- Based on today's mortgage rates, a 5/1 ARM could save you money.
- If you're going to get an adjustable-rate mortgage, it's important to recognize the downside involved.
It may seem like a good option, but there are risks to consider, too.
It's no secret that mortgage rates have risen astronomically since the start of the year. The reason for that is twofold. First, rates were so low from mid-2020 through the end of 2021 that something was apt to give. And also, the Federal Reserve has been moving forward with rate hikes in an effort to quell inflation.
Now the Fed doesn't dictate what rates consumers are charged on a mortgage. In fact, the Fed doesn't set any consumer borrowing rates. Rather, it oversees the federal funds rate, which is what banks charge one another for short-term borrowing. But when the Fed raises rates, consumer interest rates tend to follow suit, so borrowers are now looking at spending more money to take out a mortgage.
If you're looking to get a mortgage, you may be interested in a 5/1 ARM. That way, you'll lock in a lower interest on your loan for at least five years compared to what you'll pay for a fixed-rate loan. But while an adjustable-rate mortgage might seem like a good option right about now, there's a big drawback to consider.
There are pros and cons at play
Right now, the average 30-year mortgage rate is 5.449%. Meanwhile, the average 5/1 ARM rate is 4.547%. At a difference of roughly 1 percentage point, a 5/1 ARM could result in significant savings -- at least initially.
But when you sign a 5/1 ARM, you're only guaranteed your initial interest rate for the first five years.

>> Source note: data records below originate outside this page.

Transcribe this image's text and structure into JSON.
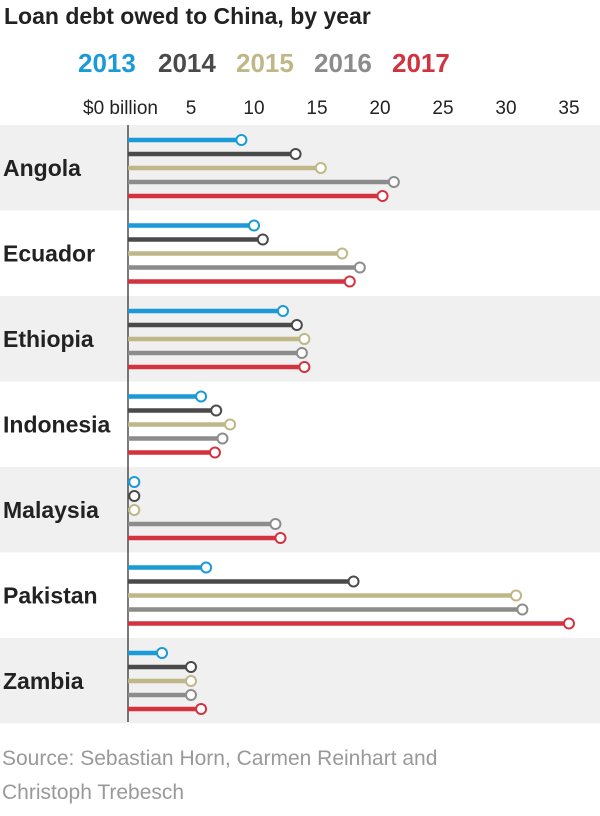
{
  "chart_data": {
    "type": "bar",
    "title": "Loan debt owed to China, by year",
    "tick_labels": [
      "$0 billion",
      "5",
      "10",
      "15",
      "20",
      "25",
      "30",
      "35"
    ],
    "ticks": [
      0,
      5,
      10,
      15,
      20,
      25,
      30,
      35
    ],
    "xlim": [
      0,
      35
    ],
    "grid": false,
    "legend_position": "top",
    "series": [
      {
        "name": "2013",
        "color": "#1a9ad6",
        "values": [
          9.0,
          10.0,
          12.3,
          5.8,
          0.5,
          6.2,
          2.7
        ]
      },
      {
        "name": "2014",
        "color": "#4a4a4a",
        "values": [
          13.3,
          10.7,
          13.4,
          7.0,
          0.5,
          17.9,
          5.0
        ]
      },
      {
        "name": "2015",
        "color": "#bfb787",
        "values": [
          15.3,
          17.0,
          14.0,
          8.1,
          0.5,
          30.8,
          5.0
        ]
      },
      {
        "name": "2016",
        "color": "#8c8c8c",
        "values": [
          21.1,
          18.4,
          13.8,
          7.5,
          11.7,
          31.3,
          5.0
        ]
      },
      {
        "name": "2017",
        "color": "#d3323f",
        "values": [
          20.2,
          17.6,
          14.0,
          6.9,
          12.1,
          35.0,
          5.8
        ]
      }
    ],
    "categories": [
      "Angola",
      "Ecuador",
      "Ethiopia",
      "Indonesia",
      "Malaysia",
      "Pakistan",
      "Zambia"
    ]
  },
  "source_lines": [
    "Source: Sebastian Horn, Carmen Reinhart and",
    "Christoph Trebesch"
  ]
}
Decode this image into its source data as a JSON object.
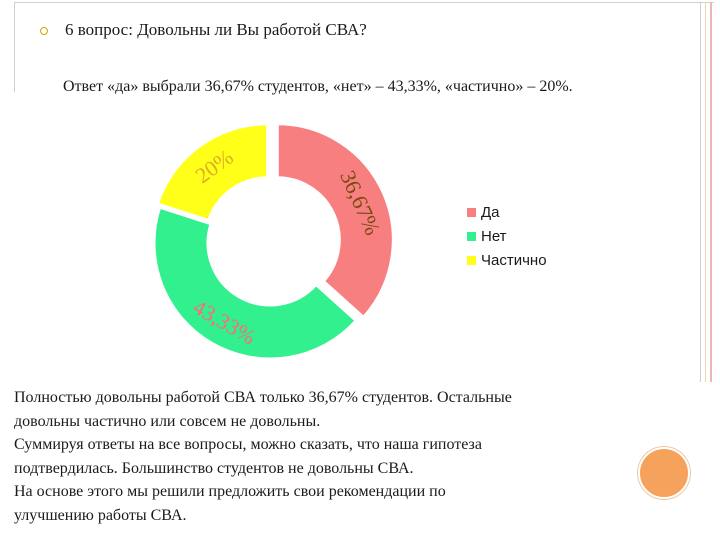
{
  "question": "6 вопрос: Довольны ли Вы работой СВА?",
  "answer": "Ответ «да» выбрали 36,67% студентов, «нет» – 43,33%, «частично» – 20%.",
  "summary_lines": [
    "Полностью довольны работой СВА только 36,67% студентов. Остальные",
    "довольны частично или совсем не довольны.",
    "Суммируя ответы на все вопросы, можно сказать, что наша гипотеза",
    "подтвердилась. Большинство студентов не довольны СВА.",
    "На основе этого мы решили предложить свои рекомендации по",
    "улучшению работы СВА."
  ],
  "colors": {
    "bullet": "#d9a300",
    "decor_circle": "#f5a35c"
  },
  "chart_data": {
    "type": "pie",
    "style": "doughnut-exploded",
    "categories": [
      "Да",
      "Нет",
      "Частично"
    ],
    "values": [
      36.67,
      43.33,
      20
    ],
    "data_labels": [
      "36,67%",
      "43,33%",
      "20%"
    ],
    "colors": [
      "#f77f7f",
      "#33f08f",
      "#ffff1a"
    ],
    "label_colors": [
      "#7a4a10",
      "#ff6a7a",
      "#d9b020"
    ],
    "legend": {
      "position": "right",
      "entries": [
        "Да",
        "Нет",
        "Частично"
      ]
    }
  }
}
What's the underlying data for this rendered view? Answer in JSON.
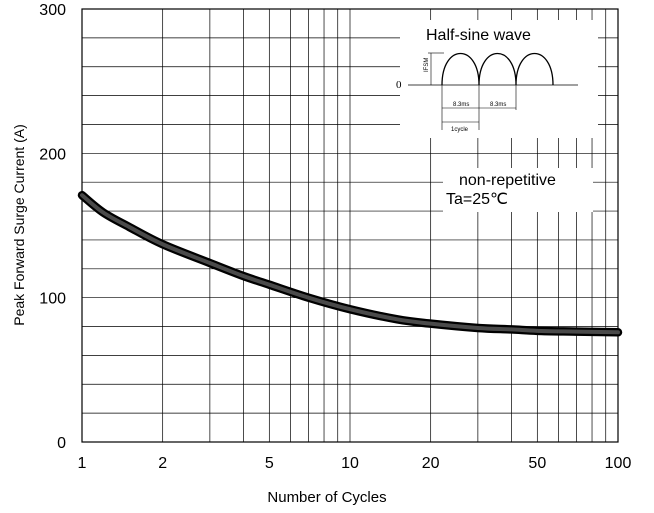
{
  "chart_data": {
    "type": "line",
    "x_scale": "log",
    "xlim": [
      1,
      100
    ],
    "ylim": [
      0,
      300
    ],
    "xlabel": "Number of Cycles",
    "ylabel": "Peak Forward Surge Current (A)",
    "x_ticks": [
      "1",
      "2",
      "5",
      "10",
      "20",
      "50",
      "100"
    ],
    "y_ticks": [
      "0",
      "100",
      "200",
      "300"
    ],
    "grid": true,
    "series": [
      {
        "x": [
          1,
          1.2,
          1.5,
          2,
          3,
          4,
          5,
          7,
          10,
          15,
          20,
          30,
          40,
          50,
          70,
          100
        ],
        "values": [
          171,
          159,
          149,
          137,
          124,
          115,
          109,
          100,
          92,
          85,
          82,
          79,
          78,
          77,
          76.5,
          76
        ]
      }
    ],
    "annotations": {
      "conditions_line1": "non-repetitive",
      "conditions_line2": "Ta=25℃"
    },
    "inset": {
      "title": "Half-sine wave",
      "zero_label": "0",
      "ifsm_label": "IFSM",
      "period1_label": "8.3ms",
      "period2_label": "8.3ms",
      "cycle_label": "1cycle"
    }
  }
}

Once that period expires, your loan's interest rate could adjust once a year.
Now here's the tricky thing. When you sign an adjustable-rate mortgage, there's a chance your rate could drop over time rather than rise. But you'll need to be prepared for the opposite to happen, and for your mortgage to get more expensive over time.
Is a 5/1 ARM right for you?
If you're buying a starter home, then a 5/1 ARM could actually be a good choice. There are no rules as to how long you stay in a starter home -- it's up to you. But if you're buying a starter home, there's a good chance you'll upsize after five years, and that makes a 5/1 ARM a safer bet. Once you sell your home, you'll need a new mortgage anyway, so you won't necessarily have to deal with your interest rate rising.

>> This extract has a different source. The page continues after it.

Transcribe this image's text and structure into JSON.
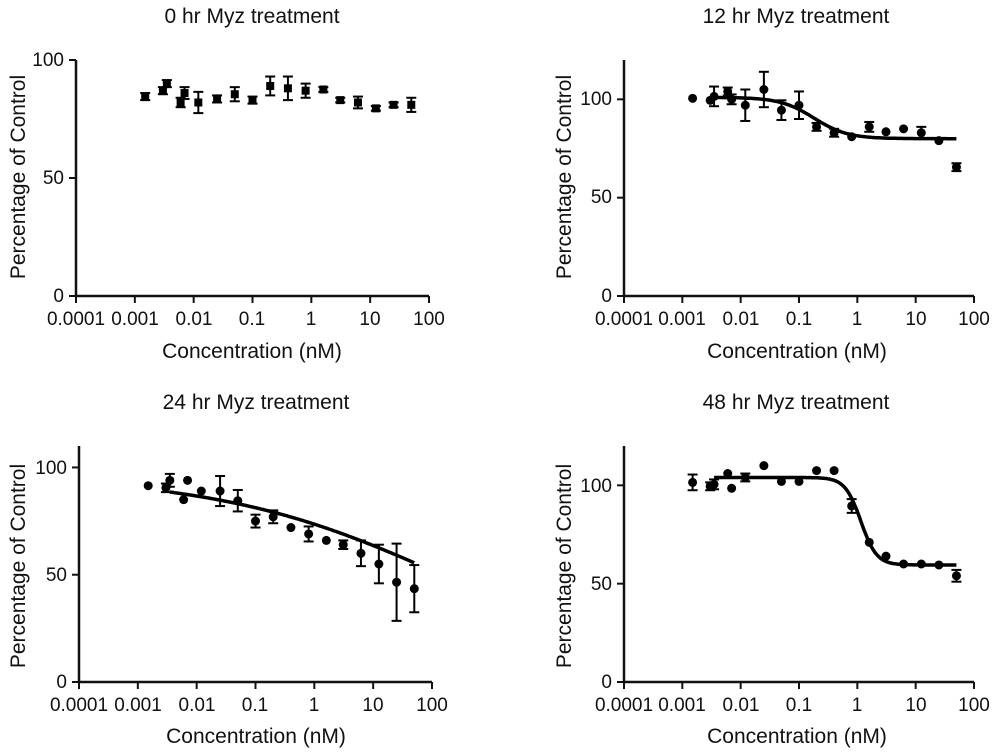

On the other hand, some people buy a starter home that they end up living in for a decade or longer. And so if you sign a 5/1 ARM, you might get stuck with higher interest on your mortgage down the line.
Plus, if you're buying what you believe is your forever home, then signing a fixed-rate loan may be a safer bet. That way, you're guaranteed the same rate and won't have to worry about it moving higher over time.
Another thing to consider is that you can always sign a 5/1 ARM and refinance if it becomes too expensive down the line. Granted, we don't know what refinance rates will look like in five years. But either way, if you opt for a 5/1 ARM, you're not necessarily stuck with it. That's something to think about as you weigh your borrowing options.